À droite et en face de nous, le fracas de l’artillerie annonçait une grosse affaire et une appréhension vague serrait la gorge, car on ne se sentait pas en train. Pour gagner notre poste de Bel-Essort, nous avions dû traverser un ramassis de misérables qui faisaient peine à voir. Les uns, épuisés de faim, ayant perdu leur compagnie, se couchaient dans la neige, les autres semblaient n’attendre l’ennemi que pour se livrer. On se demandait quels effectifs les régiments ainsi abandonnés pourraient mettre en ligne.

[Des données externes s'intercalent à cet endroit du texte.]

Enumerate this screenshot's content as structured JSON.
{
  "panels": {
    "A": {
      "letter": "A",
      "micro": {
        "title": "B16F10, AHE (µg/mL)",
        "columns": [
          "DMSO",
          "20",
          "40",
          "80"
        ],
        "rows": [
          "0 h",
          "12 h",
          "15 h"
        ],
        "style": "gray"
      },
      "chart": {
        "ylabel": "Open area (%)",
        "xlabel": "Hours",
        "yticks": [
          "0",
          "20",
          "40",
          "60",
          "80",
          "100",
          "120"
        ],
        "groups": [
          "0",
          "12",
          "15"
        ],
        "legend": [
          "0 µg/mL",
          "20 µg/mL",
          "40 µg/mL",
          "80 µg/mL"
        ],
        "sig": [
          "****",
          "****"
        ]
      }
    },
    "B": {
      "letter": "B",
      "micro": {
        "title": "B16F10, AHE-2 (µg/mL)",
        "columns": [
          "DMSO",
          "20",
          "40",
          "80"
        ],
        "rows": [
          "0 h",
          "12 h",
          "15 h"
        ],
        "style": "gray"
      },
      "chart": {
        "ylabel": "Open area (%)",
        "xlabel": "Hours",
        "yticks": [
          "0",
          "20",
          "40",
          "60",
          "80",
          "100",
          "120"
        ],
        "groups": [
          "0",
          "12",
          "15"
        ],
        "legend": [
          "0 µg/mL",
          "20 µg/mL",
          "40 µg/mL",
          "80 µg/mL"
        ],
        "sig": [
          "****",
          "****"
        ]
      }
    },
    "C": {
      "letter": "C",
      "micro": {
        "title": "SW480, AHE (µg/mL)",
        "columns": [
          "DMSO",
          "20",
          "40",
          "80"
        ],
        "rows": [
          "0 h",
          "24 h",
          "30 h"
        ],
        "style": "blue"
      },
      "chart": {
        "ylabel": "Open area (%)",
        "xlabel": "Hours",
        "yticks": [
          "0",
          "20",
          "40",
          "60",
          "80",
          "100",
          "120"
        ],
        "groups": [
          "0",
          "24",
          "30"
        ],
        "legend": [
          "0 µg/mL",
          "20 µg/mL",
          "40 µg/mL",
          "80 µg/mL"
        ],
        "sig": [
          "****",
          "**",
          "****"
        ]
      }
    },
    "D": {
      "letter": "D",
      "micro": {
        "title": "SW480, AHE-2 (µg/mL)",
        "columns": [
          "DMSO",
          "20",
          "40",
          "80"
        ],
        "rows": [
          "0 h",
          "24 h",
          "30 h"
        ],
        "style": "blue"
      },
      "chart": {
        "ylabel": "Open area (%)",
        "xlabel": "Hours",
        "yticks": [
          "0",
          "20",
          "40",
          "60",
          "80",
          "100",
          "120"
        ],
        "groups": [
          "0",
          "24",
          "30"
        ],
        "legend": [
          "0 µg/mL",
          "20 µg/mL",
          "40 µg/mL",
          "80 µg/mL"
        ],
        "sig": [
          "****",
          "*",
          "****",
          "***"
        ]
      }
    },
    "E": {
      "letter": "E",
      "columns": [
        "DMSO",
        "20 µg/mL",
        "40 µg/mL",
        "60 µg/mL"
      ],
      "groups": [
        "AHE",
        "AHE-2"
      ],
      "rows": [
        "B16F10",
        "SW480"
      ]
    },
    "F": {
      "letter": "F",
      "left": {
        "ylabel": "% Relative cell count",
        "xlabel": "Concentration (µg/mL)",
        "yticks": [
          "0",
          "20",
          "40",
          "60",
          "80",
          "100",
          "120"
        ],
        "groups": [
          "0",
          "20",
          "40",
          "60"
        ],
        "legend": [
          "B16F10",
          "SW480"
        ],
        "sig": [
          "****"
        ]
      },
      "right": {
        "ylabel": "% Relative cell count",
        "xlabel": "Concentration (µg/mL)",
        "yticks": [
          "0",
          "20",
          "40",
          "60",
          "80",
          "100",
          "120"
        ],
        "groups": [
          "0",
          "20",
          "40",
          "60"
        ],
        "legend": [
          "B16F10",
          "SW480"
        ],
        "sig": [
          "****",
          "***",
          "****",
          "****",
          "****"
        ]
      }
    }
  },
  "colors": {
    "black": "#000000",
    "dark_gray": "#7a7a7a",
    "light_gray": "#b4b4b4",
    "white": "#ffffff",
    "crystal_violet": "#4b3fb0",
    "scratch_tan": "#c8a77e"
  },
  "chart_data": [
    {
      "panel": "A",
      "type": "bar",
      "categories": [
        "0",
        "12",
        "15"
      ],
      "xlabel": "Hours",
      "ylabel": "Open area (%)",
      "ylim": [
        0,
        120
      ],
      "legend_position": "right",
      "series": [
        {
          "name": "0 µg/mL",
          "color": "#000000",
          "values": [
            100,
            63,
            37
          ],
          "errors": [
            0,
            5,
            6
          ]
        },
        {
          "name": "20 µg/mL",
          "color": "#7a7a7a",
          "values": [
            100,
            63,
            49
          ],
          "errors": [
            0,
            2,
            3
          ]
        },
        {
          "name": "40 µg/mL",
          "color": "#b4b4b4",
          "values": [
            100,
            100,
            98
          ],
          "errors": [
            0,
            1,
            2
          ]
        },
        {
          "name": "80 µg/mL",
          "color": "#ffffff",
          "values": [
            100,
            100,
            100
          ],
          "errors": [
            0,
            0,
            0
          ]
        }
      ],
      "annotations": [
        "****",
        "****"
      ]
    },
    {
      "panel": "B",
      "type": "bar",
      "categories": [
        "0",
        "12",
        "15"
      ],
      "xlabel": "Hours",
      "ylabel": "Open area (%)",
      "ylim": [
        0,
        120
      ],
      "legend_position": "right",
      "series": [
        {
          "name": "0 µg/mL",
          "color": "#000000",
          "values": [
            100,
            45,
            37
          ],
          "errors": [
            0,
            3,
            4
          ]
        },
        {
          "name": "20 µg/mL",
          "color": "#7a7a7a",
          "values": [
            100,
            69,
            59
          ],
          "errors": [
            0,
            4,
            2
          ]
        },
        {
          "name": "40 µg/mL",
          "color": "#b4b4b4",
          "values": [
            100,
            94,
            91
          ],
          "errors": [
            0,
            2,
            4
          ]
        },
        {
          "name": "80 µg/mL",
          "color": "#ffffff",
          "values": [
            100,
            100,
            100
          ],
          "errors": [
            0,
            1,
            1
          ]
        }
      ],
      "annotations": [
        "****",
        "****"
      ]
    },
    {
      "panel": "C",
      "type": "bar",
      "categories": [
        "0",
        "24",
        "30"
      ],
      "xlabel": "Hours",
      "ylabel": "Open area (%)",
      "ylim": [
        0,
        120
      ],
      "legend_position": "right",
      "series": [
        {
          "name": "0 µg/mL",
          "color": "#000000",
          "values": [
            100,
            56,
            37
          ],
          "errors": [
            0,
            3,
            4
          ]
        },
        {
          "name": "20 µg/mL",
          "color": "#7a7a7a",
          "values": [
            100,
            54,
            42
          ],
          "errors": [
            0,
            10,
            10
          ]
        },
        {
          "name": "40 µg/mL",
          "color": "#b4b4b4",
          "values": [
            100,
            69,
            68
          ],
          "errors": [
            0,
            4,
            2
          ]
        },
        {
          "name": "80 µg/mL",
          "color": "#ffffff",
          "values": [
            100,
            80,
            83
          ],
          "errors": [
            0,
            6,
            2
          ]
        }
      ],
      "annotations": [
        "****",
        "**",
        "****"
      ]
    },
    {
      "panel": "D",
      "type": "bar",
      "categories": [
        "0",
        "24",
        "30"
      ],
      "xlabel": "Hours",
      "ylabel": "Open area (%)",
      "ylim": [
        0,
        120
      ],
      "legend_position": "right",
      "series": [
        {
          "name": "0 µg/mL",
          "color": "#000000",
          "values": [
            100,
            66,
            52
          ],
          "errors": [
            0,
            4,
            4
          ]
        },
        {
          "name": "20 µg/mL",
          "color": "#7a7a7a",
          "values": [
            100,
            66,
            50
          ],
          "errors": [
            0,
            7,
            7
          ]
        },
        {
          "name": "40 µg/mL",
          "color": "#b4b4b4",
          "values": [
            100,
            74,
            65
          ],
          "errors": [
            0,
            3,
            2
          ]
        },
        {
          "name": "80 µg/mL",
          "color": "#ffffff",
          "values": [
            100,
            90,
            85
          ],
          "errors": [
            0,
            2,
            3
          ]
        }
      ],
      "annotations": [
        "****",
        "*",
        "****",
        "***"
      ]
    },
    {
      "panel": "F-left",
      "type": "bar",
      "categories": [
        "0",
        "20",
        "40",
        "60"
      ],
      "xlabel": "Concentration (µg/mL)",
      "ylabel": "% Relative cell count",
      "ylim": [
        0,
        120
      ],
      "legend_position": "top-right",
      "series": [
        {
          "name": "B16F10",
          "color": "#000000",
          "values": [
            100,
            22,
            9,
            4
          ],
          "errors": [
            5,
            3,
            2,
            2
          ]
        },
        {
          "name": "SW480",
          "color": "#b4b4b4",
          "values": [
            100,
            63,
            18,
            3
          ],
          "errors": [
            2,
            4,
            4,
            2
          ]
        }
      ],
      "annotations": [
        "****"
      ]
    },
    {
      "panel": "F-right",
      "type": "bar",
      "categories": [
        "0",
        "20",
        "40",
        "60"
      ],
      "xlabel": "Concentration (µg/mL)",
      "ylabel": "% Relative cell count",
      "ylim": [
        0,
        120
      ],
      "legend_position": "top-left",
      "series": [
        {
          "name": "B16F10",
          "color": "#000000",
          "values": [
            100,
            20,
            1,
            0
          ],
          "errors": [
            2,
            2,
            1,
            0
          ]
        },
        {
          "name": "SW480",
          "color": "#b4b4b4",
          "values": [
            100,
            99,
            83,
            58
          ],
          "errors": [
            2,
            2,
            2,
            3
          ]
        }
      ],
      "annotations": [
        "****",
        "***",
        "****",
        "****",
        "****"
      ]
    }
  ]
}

Dans l’après-midi, nous quittâmes la crête sur laquelle notre artillerie était postée, pour tirailler au bas du coteau, dans un excellent terrain tout coupé de bouquets d’arbres, de talus et de haies. Là nous échangeâmes nos coups de fusil un peu au hasard, mais notre capitaine fut tué par un éclat d’obus. Je n’avais pas eu le temps de le connaître ; depuis ce moment je commande la compagnie.

L’ennemi s’étant replié, je ramenai mes hommes à nos batteries, qui tiraient toujours avec un succès visible. On disait l’amiral content, et je me mis à prêcher l’espérance à mes pauvres affamés transis.

On en avait besoin, d’espérance ! Le soir était venu.